Stephens is one of three Santa Cruz County artists selected from a pool of 55 visual artists that will receive the grants to pursue their work.
The Rydell fellowships were established by long-time Santa Cruz cultural icons Roy and Frances Rydell and are administered by the Community Foundation of Santa Cruz County.
They are awarded solely on artistic merit by a panel of arts professionals.
Stephens is a performance artist, activist, and educator whose artwork, performance art, and writing explores themes of queerness, feminism and environmentalism.
Her latest project, Goodbye Gauley Mountain: An Ecosexual Love Story, is a film documenting a trip back to her hometown of Gauley Bridge in West Virginia.
The 70-minute documentary premiered at the Santa Cruz Film Festival in November, and chronicles the fight to save the region from the destruction of “mountaintop removal” coal mining, a further extension of conventional strip mining techniques.
“Receiving the 'Spirit of Action' award from the Santa Cruz Film Festival for my film Goodbye Gauley Mountain: An Ecosexual Love Story and then receiving the Rydell Visual Arts Fellowship has made this year my honeymoon year with Santa Cruz,” said Stephens.

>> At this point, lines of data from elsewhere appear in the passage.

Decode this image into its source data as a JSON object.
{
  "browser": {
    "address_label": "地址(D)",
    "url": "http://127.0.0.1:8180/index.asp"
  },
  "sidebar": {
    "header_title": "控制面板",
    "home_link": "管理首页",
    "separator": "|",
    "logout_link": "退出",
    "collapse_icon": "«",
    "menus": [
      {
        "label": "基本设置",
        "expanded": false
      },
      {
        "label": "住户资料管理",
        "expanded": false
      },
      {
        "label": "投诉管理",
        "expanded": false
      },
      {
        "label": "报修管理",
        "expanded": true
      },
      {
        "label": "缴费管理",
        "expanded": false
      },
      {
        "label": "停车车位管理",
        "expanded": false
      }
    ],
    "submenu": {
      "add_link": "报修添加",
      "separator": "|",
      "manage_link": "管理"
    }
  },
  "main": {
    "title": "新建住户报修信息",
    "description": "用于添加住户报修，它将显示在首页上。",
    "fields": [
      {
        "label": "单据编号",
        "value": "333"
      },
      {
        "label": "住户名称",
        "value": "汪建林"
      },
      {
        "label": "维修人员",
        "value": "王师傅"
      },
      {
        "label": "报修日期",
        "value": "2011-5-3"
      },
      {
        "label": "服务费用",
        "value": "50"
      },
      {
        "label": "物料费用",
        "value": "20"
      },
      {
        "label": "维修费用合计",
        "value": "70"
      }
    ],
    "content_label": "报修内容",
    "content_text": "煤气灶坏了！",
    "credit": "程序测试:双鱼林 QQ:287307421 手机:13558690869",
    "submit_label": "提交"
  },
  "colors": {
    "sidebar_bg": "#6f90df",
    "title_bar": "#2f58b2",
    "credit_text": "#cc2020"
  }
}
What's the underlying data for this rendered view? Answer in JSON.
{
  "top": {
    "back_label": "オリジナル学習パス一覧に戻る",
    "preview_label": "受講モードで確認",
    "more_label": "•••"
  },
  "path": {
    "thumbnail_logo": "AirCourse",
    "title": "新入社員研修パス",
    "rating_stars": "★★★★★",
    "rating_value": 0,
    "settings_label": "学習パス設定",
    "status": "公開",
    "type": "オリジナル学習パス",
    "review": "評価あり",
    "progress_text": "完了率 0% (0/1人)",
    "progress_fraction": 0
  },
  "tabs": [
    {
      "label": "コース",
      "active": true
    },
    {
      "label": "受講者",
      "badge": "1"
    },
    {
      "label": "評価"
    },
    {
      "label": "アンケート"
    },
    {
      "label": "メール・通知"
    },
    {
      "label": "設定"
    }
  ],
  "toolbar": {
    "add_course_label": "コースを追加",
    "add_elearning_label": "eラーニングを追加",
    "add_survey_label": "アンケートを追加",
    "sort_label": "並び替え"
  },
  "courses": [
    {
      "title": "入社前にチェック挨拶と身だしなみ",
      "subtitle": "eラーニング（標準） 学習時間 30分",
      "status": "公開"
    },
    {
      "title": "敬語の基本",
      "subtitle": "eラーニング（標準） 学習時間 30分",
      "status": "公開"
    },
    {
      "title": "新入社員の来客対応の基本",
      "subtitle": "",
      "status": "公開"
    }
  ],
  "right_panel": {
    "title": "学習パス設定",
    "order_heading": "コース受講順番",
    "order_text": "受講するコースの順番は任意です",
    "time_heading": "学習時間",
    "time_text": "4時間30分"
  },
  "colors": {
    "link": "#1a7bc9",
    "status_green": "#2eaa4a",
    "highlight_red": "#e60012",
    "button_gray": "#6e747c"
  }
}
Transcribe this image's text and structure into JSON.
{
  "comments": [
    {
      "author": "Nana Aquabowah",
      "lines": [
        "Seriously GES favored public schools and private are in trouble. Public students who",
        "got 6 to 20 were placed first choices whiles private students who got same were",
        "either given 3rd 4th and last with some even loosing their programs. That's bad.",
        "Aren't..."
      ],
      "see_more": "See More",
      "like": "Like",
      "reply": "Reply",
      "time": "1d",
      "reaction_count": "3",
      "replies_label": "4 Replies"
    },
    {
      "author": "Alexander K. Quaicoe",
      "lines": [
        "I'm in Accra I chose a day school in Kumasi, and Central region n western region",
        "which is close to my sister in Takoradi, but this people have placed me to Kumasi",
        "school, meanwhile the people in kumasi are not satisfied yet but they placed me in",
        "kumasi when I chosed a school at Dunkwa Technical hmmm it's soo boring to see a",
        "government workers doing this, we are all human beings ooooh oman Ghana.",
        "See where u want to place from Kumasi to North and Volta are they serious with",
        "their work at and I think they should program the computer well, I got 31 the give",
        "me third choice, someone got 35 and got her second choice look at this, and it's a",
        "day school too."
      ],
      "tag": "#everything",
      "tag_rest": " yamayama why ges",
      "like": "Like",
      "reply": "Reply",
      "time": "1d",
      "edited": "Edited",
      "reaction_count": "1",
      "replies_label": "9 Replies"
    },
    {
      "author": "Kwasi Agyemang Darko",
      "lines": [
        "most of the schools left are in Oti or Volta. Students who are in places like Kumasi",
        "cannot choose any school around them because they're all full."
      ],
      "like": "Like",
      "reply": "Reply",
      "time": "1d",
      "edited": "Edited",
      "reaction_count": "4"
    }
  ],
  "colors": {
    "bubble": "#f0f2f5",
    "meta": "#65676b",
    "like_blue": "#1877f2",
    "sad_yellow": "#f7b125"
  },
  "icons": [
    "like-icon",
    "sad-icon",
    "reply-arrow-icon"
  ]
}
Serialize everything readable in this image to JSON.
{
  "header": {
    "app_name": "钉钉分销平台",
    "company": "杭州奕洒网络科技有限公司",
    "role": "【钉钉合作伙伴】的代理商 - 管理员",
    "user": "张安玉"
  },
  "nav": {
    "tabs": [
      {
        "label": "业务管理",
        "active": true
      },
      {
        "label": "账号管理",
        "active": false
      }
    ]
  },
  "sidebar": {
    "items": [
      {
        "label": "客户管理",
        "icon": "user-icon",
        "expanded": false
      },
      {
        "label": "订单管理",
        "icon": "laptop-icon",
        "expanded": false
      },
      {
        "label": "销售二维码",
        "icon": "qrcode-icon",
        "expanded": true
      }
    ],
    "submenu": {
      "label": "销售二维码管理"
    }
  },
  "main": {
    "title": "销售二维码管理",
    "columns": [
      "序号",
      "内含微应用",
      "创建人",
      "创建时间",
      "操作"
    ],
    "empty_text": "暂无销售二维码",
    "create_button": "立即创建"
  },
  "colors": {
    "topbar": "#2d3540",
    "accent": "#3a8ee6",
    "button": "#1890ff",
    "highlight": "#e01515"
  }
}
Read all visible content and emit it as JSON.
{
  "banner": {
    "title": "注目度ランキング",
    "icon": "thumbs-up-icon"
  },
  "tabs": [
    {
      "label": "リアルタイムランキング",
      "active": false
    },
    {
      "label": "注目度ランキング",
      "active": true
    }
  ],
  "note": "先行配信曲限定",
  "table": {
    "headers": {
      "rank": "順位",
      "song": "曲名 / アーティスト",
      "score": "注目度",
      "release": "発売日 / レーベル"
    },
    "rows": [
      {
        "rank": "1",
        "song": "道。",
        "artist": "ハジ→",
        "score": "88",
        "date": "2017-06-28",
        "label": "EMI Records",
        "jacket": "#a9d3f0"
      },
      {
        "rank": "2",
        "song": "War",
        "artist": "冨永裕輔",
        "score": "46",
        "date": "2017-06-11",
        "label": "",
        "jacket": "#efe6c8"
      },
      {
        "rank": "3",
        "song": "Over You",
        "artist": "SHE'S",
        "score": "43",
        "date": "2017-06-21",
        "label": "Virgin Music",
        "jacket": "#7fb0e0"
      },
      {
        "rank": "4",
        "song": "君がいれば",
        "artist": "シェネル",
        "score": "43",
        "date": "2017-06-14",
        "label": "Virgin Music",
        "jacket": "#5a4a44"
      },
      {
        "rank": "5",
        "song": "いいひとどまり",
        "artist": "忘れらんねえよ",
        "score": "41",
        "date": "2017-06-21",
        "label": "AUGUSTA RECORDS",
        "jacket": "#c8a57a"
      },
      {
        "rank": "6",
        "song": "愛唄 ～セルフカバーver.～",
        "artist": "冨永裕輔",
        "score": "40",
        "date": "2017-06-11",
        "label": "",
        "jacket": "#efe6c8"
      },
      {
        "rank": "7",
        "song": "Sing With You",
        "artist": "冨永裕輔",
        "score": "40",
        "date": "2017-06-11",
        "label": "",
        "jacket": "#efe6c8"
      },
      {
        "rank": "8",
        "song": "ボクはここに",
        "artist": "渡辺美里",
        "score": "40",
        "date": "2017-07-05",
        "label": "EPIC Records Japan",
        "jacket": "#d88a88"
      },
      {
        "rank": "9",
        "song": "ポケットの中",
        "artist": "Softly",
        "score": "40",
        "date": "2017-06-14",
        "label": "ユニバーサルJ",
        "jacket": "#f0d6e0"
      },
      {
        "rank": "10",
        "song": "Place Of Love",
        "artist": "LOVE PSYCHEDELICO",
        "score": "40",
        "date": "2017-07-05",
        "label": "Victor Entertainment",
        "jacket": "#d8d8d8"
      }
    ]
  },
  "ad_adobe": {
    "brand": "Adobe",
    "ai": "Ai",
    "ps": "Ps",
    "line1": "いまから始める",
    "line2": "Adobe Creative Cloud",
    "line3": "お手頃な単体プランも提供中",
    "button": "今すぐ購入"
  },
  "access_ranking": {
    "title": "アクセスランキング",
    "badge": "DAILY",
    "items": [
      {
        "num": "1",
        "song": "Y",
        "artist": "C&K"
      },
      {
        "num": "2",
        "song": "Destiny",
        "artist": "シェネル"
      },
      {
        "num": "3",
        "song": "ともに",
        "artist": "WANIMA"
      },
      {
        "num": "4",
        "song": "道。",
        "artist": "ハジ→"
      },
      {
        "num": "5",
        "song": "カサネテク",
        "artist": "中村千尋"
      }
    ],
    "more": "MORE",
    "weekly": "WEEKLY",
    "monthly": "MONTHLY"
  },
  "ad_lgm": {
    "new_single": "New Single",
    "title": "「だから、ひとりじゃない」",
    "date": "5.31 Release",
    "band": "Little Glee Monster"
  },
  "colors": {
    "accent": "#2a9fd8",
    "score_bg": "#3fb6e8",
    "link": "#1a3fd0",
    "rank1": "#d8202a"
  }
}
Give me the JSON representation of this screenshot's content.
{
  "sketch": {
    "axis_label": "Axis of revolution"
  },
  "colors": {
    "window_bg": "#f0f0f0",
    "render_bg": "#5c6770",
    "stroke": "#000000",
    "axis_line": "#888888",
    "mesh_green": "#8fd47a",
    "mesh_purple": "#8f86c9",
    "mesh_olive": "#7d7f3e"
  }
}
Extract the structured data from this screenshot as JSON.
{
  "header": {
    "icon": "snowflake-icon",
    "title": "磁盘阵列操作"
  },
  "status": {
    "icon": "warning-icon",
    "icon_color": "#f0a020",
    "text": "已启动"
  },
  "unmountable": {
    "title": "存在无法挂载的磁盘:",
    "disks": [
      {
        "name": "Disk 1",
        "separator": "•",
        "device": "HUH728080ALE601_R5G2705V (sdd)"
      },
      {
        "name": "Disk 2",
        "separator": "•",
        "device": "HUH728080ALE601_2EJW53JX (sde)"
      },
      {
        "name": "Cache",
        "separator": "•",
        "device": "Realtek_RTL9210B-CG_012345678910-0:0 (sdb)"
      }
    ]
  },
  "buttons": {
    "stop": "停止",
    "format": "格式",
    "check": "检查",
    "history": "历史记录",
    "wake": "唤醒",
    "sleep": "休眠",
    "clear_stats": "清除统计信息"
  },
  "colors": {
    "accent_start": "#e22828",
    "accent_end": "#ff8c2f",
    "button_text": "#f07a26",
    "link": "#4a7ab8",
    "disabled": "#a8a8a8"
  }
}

“It is a great honor to receive the Rydell Fellowship and this places me in wonderful company with other Santa Cruz artists whom I know and admire, such as Hanna Hannah, Felicia Rice, Tim Craighead and Victoria May. It is a wonderful feeling to be acknowledged at home,” she added.
In addition to Stephens, this year’s new Rydell fellowship recipients are Jody Alexander and Jim Denevan.